El rey Pelé rodeado de sus padres (foto: Jaime Prado)




         En una torpe entrada en el área de peligro, voy a chutar contra una arquería que no conozco, defendida por un cancerbero que parece una muralla troyana, rodeado como estoy de jugadores que saben lo que hacen y delante de un público feroz que no me dejará escapar si fallo; pero nuestra estimada Laura Jaramillo, que sería algo así como nuestro director técnico si Ritos de Ilación fuera un equipo de fútbol, no me ha dado señales de hacia dónde dirigir el balón.
         Juego, además, para una selección que no está participando en el Rusia 2018. No es como la Blanquirroja peruana, que volvió esta vez después de nueve mundiales de ausencia; ni como la Marea Roja panameña, que debutó este año. Mucho menos como la Celeste uruguaya, que ha visto la película en primera fila 13 veces.
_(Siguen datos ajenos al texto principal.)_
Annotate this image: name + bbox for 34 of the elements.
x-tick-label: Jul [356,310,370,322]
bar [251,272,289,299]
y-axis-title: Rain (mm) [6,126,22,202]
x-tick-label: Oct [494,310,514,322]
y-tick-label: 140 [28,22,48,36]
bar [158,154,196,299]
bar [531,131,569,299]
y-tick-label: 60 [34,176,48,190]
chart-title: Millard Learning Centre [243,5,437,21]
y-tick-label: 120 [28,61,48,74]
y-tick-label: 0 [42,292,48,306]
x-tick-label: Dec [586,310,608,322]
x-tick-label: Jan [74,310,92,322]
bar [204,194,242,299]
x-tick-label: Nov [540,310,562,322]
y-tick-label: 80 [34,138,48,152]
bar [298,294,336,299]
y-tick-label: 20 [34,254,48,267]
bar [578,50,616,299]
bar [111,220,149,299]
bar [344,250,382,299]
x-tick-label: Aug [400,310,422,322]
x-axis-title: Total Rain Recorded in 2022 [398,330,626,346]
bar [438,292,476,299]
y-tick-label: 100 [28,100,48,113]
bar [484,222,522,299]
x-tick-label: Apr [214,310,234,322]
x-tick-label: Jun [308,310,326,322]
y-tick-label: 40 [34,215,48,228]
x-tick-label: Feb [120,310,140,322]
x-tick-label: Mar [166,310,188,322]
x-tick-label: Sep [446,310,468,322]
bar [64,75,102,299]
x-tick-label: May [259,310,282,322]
No, la mía, la Vinotinto, tiene que seguir mejorando, pero sí tiene con ellas en común que su nombre proviene del color del uniforme.
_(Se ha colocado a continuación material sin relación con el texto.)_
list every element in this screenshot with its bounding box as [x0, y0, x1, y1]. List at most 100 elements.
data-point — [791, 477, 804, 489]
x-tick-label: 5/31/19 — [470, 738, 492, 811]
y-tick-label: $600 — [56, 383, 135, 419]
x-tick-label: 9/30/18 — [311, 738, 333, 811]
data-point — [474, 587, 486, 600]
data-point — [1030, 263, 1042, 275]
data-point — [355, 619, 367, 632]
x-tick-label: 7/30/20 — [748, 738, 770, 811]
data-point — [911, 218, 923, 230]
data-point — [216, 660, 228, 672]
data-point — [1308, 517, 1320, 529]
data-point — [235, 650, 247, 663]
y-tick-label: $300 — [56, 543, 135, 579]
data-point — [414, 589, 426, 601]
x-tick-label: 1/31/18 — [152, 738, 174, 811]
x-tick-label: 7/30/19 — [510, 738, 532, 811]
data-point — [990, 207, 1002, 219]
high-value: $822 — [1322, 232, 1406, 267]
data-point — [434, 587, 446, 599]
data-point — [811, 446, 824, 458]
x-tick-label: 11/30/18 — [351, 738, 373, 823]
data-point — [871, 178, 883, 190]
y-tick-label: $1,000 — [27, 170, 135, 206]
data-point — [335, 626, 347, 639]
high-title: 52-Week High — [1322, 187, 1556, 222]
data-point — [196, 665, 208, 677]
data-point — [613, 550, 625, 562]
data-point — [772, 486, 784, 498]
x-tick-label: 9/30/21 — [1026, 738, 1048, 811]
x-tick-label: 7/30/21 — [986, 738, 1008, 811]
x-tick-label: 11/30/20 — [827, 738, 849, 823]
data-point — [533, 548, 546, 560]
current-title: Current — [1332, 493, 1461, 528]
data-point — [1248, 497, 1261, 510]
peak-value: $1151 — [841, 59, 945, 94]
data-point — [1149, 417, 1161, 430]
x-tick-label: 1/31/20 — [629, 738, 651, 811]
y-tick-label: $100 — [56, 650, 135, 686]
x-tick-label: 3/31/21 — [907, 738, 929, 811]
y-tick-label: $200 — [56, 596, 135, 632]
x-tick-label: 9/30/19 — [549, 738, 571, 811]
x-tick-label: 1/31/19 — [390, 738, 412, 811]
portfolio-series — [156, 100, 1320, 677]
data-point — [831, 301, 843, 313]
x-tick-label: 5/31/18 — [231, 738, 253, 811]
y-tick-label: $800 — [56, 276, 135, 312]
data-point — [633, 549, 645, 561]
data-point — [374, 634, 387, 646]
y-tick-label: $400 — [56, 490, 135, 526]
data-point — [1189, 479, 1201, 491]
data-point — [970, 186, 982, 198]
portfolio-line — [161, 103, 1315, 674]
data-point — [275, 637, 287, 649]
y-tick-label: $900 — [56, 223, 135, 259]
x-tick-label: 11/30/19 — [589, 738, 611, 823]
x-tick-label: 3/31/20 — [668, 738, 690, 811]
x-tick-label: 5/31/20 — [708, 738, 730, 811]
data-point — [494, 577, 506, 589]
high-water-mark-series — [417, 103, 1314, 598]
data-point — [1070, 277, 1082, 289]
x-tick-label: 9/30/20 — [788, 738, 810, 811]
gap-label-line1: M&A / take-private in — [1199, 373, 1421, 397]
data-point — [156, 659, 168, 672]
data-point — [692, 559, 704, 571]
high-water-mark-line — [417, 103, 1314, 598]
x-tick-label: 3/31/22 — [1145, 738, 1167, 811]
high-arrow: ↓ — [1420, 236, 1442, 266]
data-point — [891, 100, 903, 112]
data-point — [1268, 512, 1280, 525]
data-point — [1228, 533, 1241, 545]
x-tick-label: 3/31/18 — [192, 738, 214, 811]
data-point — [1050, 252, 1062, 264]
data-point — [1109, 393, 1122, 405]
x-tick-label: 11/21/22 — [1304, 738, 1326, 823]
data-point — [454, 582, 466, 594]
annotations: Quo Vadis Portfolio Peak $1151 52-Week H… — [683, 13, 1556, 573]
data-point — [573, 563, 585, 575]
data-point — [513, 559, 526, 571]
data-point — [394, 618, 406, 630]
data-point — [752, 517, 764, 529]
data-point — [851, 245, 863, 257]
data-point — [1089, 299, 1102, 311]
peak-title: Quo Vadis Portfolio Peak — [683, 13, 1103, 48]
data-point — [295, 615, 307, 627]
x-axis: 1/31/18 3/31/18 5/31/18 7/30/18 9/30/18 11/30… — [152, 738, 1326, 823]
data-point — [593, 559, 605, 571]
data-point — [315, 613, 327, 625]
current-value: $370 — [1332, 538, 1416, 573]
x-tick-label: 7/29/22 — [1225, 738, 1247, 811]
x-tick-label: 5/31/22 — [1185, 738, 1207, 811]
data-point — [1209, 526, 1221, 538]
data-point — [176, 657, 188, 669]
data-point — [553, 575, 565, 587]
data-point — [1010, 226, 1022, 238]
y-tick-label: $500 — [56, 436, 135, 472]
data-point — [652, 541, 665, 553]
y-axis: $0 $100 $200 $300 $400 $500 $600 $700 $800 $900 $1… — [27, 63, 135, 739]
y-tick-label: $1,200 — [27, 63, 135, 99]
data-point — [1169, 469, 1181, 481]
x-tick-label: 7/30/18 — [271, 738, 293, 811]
         Pasa también con las selecciones de España, llamada la Roja; la de Argentina, la Albiceleste; las de Colombia y la de México, apodadas Tricolor. Y fuera de la lengua española, pero limitándonos a los equipos de este Mundial, la de Francia se hace llamar los Azules; la de Bélgica, los Diablos Rojos; la de Brasil, la Verdiamarilla (o Auriverde, que es más bonito); la de Japón, los Samuráis Azules. Los serbios se dicen las Águilas Blancas, y los nigerianos se sienten águilas también, pero verdes. Los grandes ausentes, Italia y Holanda, se apodan, como todo el mundo sabe, Escuadra Azurra y Naranja Mecánica, respectivamente.
         A no ser por los colores, por la curiosidad de estos nombres, por las evidentes ínfulas de fuerza física y nacionalismo intenso que me revelan (en algunos casos sólo sugieren), es muy poco lo que puedo decir de este o cualquier otro deporte (quizá del beisbol pueda decir más). Sin embargo, el Mundial de Fútbol, cada cuatro años, me renueva la sensación color de lluvia que da el mes de junio, que nunca logro sintonizar cuando no hay Mundial. Las nubes grises y una breve temporada de frío blanco me instalan, otra vez, frente al televisor con mi hermano para ver Argentina 78, el Mundial blanco y negro, y España 82, el Mundial amarillo, y México 86, el Mundial verde.
         ¿De qué color es el fútbol? ¿De qué color es el Mundial del 2018? Parece rojo, como Rusia, aunque, en general, el fútbol es azul. ¿Qué nos da esa sensación? ¿La televisión, los uniformes, las banderas? ¿Las palabras? Cuando Pelé, en 1982, contaba por RCTV sus recuerdos de mundiales anteriores, aprendí unas cuantas palabras en inglés, que luego descubrí que servían para nombrar cosas fuera del fútbol: corner, offside, shoot. El superlativo de adjetivo fuerte en español, fortísimo, lo aprendí de Pelé ese año.
         Otras y más significativas manifestaciones lingüísticas (y cromáticas) destacan en el vocabulario del fútbol y, en este momento, del Mundial, los nombres de los jugadores, por ejemplo; ojalá que, si no ha sido eliminado su favorito, Jaramillo, o algún otro de nuestros amigos, autores o lectores (¿Juan Sifontes, quizá?), se lance al verde césped para anotarse un tanto en la arquería polícroma de Ritos.